Hateful? That's pretty strong. I wonder how a divorced Christian would feel about her stating that they're a bad example and can't even teach a second grade Sunday school class? Who cares if it happened twenty-years ago and they didn't do anything wrong? I'm not being hateful; I'm being honest about what she's saying. I do regret if I came across like I was picking on Blossom, that's not my intention. She's saying the same thing that many other good people say, and I'm sure she's a good person and a good Christian who loves the Lord - it's just that what she's saying is wrong. I wasn't trying to be hateful; I didn't do any name calling. I'm just tired of people saying, "I don't look down on someone who's been divorced..." only to follow that up with list of things they aren't good enough to do.

Now that you've said my comments were hateful, are you going to be consistant and assign a label to Jerry for habitually telling people they're arguing with God and His Holy Scriptures when they disagree with what he thinks? Or he safe because he agrees with you?

I'm not defending people who have their house out of order or are recently going through divorce proceedings. I'm defending people who have recovered from something like that years and years ago in which they were biblically divorced and have been showing Christian fruit in thier lives for years (and there's plenty of people like that).


Some would say husband of one wife means you cannot divorce and remarry as God still considers you married to the other.

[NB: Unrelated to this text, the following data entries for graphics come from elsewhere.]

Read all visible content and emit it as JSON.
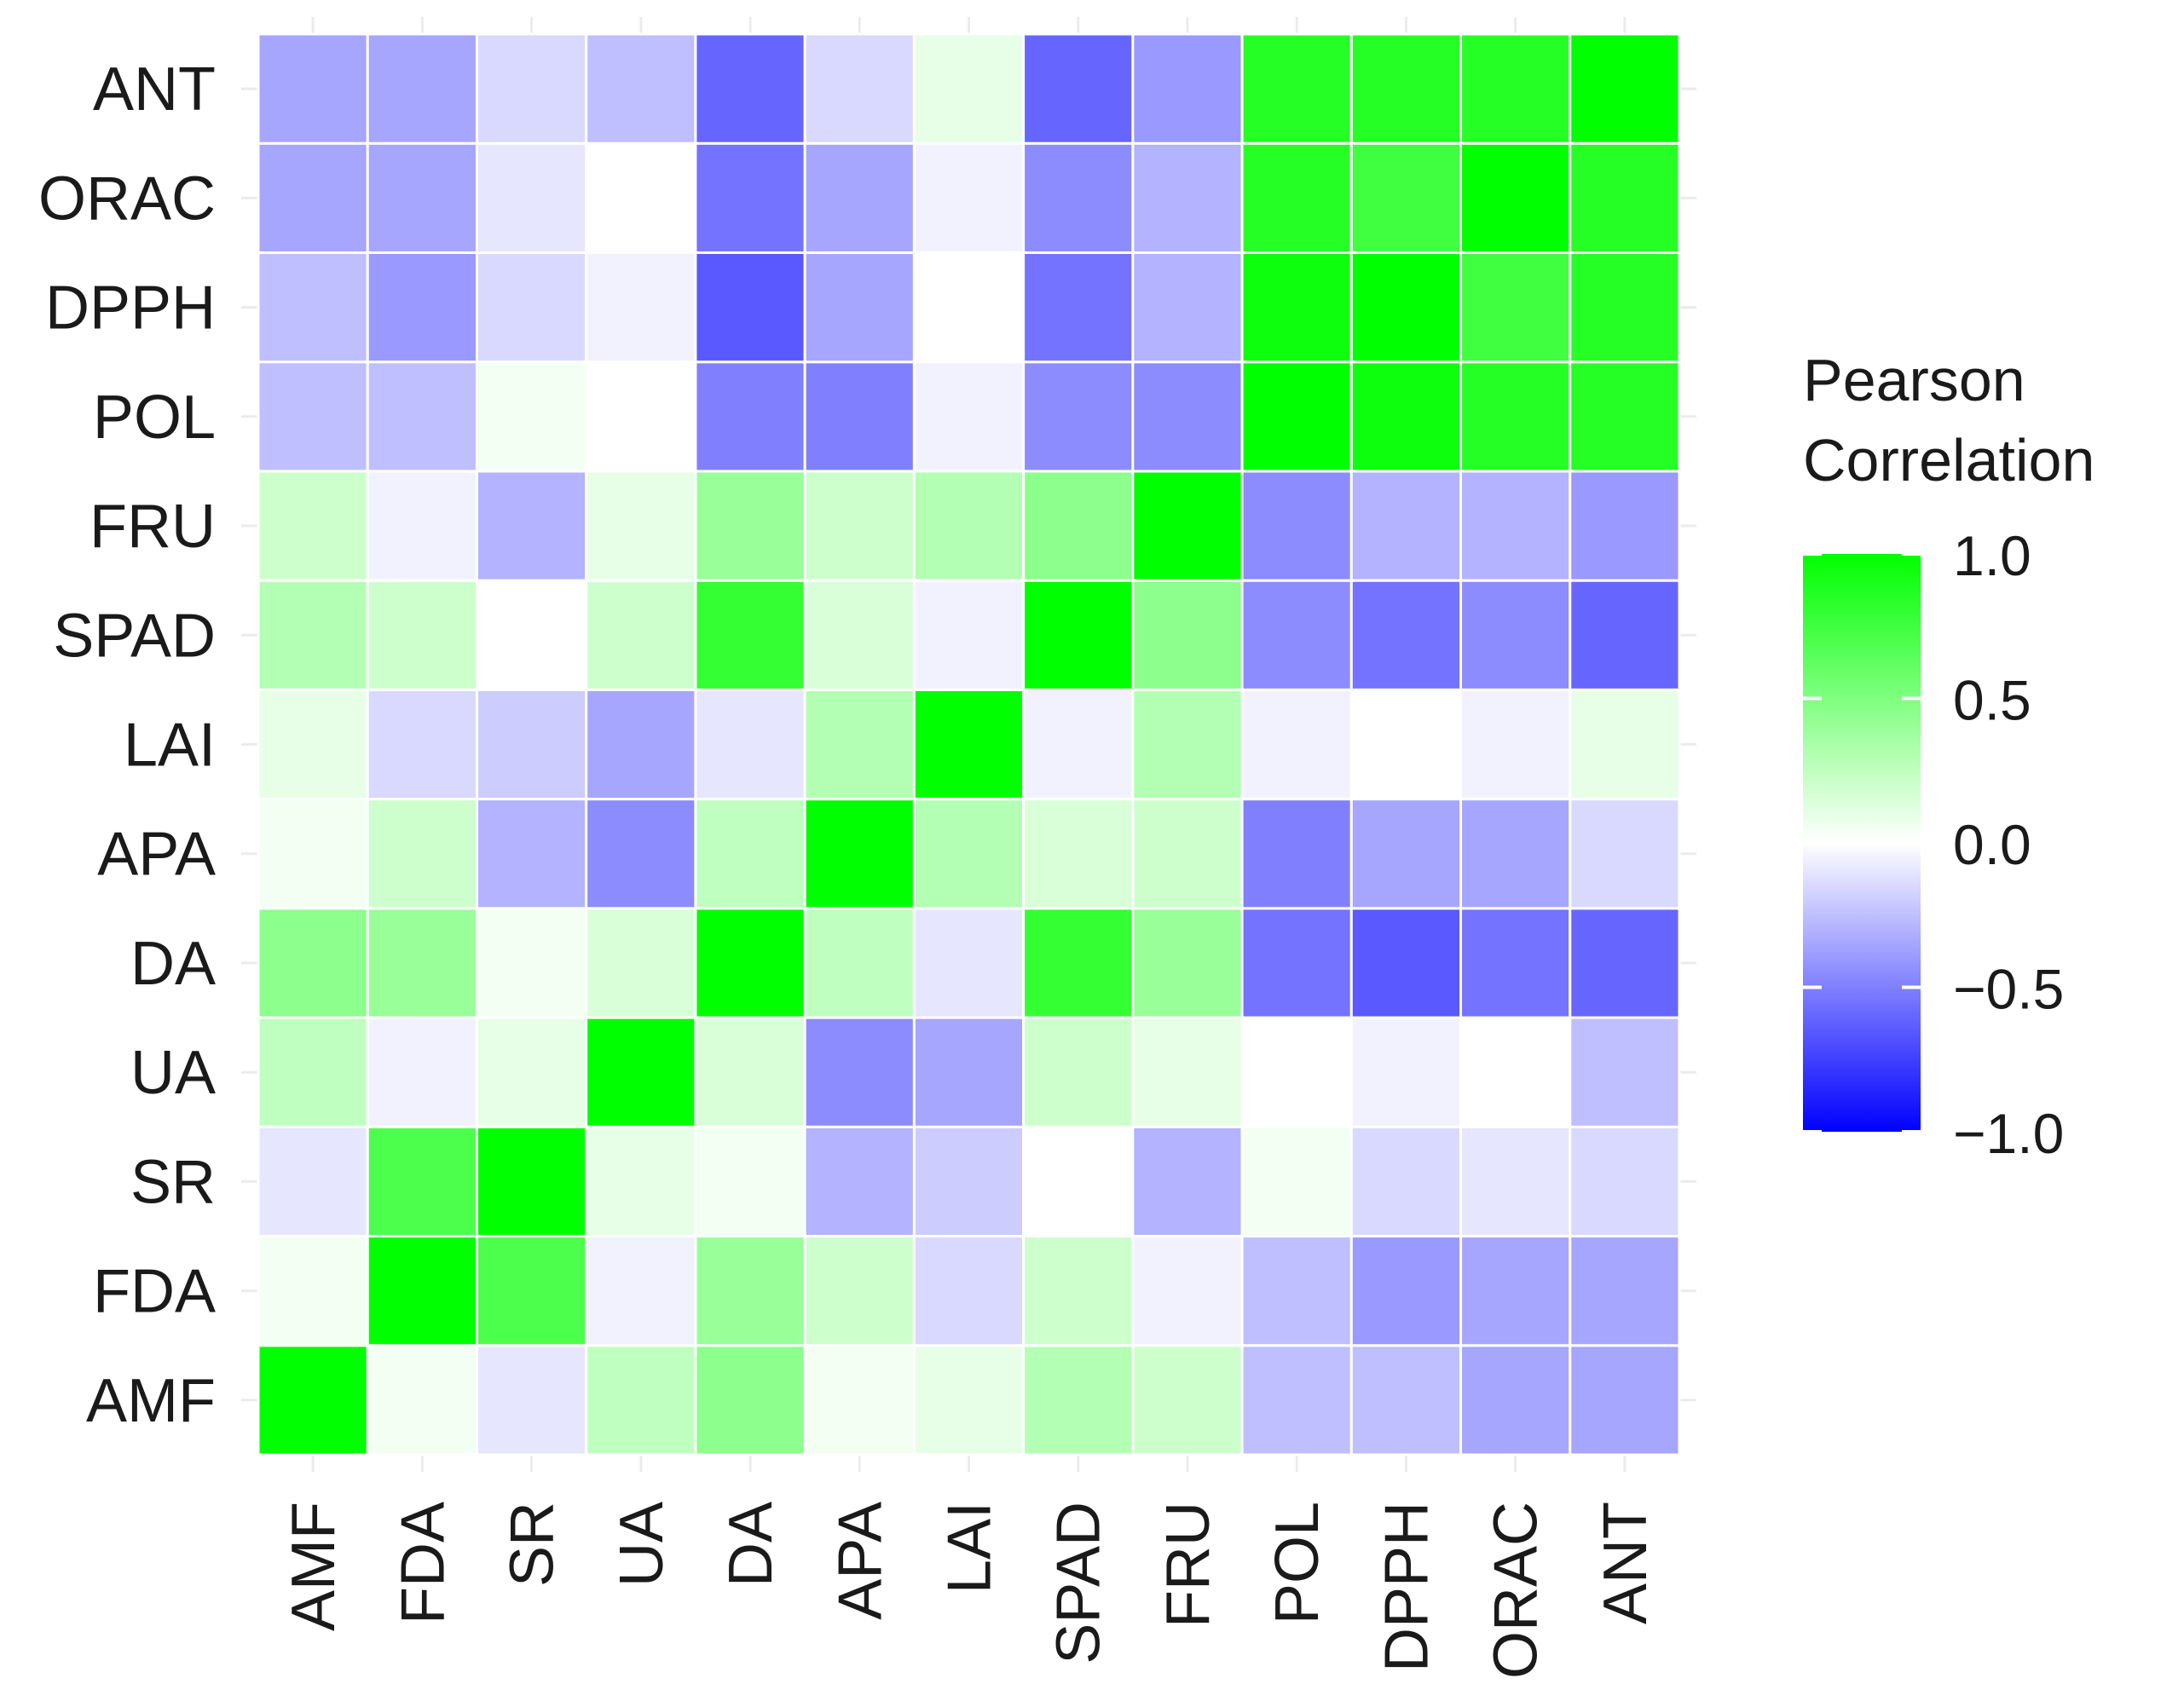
{
  "chart_data": {
    "type": "heatmap",
    "title": "",
    "xlabel": "",
    "ylabel": "",
    "x_labels": [
      "AMF",
      "FDA",
      "SR",
      "UA",
      "DA",
      "APA",
      "LAI",
      "SPAD",
      "FRU",
      "POL",
      "DPPH",
      "ORAC",
      "ANT"
    ],
    "y_labels": [
      "AMF",
      "FDA",
      "SR",
      "UA",
      "DA",
      "APA",
      "LAI",
      "SPAD",
      "FRU",
      "POL",
      "DPPH",
      "ORAC",
      "ANT"
    ],
    "values": [
      [
        1.0,
        0.05,
        -0.1,
        0.25,
        0.45,
        0.05,
        0.1,
        0.3,
        0.2,
        -0.25,
        -0.25,
        -0.35,
        -0.35
      ],
      [
        0.05,
        1.0,
        0.7,
        -0.05,
        0.4,
        0.2,
        -0.15,
        0.2,
        -0.05,
        -0.25,
        -0.4,
        -0.35,
        -0.35
      ],
      [
        -0.1,
        0.7,
        1.0,
        0.1,
        0.05,
        -0.3,
        -0.2,
        0.0,
        -0.3,
        0.05,
        -0.15,
        -0.1,
        -0.15
      ],
      [
        0.25,
        -0.05,
        0.1,
        1.0,
        0.15,
        -0.45,
        -0.35,
        0.2,
        0.1,
        0.0,
        -0.05,
        0.0,
        -0.25
      ],
      [
        0.45,
        0.4,
        0.05,
        0.15,
        1.0,
        0.25,
        -0.1,
        0.8,
        0.4,
        -0.55,
        -0.65,
        -0.55,
        -0.6
      ],
      [
        0.05,
        0.2,
        -0.3,
        -0.45,
        0.25,
        1.0,
        0.3,
        0.15,
        0.2,
        -0.5,
        -0.35,
        -0.35,
        -0.15
      ],
      [
        0.1,
        -0.15,
        -0.2,
        -0.35,
        -0.1,
        0.3,
        1.0,
        -0.05,
        0.3,
        -0.05,
        0.0,
        -0.05,
        0.1
      ],
      [
        0.3,
        0.2,
        0.0,
        0.2,
        0.8,
        0.15,
        -0.05,
        1.0,
        0.45,
        -0.45,
        -0.55,
        -0.45,
        -0.6
      ],
      [
        0.2,
        -0.05,
        -0.3,
        0.1,
        0.4,
        0.2,
        0.3,
        0.45,
        1.0,
        -0.45,
        -0.3,
        -0.3,
        -0.4
      ],
      [
        -0.25,
        -0.25,
        0.05,
        0.0,
        -0.5,
        -0.5,
        -0.05,
        -0.45,
        -0.45,
        1.0,
        0.95,
        0.85,
        0.85
      ],
      [
        -0.25,
        -0.4,
        -0.15,
        -0.05,
        -0.65,
        -0.35,
        0.0,
        -0.55,
        -0.3,
        0.95,
        1.0,
        0.75,
        0.85
      ],
      [
        -0.35,
        -0.35,
        -0.1,
        0.0,
        -0.55,
        -0.35,
        -0.05,
        -0.45,
        -0.3,
        0.85,
        0.75,
        1.0,
        0.85
      ],
      [
        -0.35,
        -0.35,
        -0.15,
        -0.25,
        -0.6,
        -0.15,
        0.1,
        -0.6,
        -0.4,
        0.85,
        0.85,
        0.85,
        1.0
      ]
    ],
    "legend": {
      "title_lines": [
        "Pearson",
        "Correlation"
      ],
      "ticks": [
        1.0,
        0.5,
        0.0,
        -0.5,
        -1.0
      ],
      "tick_labels": [
        "1.0",
        "0.5",
        "0.0",
        "−0.5",
        "−1.0"
      ],
      "placement": "right"
    },
    "color_scale": {
      "low": "#0000ff",
      "mid": "#ffffff",
      "high": "#00ff00",
      "limits": [
        -1,
        1
      ]
    }
  }
}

Jesus wouldn't. He told the woman at the well that she had several husbands in her life. Jesus didn't consider her still married to her first husband, he recognized several different marriages as being separate and individual. From what you're saying, God only sees one spouse - unless that spouse dies. That not what Jesus said here.

John 4:16-18, "Jesus saith unto her, Go, call thy husband, and come hither.
17The woman answered and said, I have no husband. Jesus said unto her, Thou hast well said, I have no husband:
18For thou hast had five husbands; and he whom thou now hast is not thy husband: in that saidst thou truly."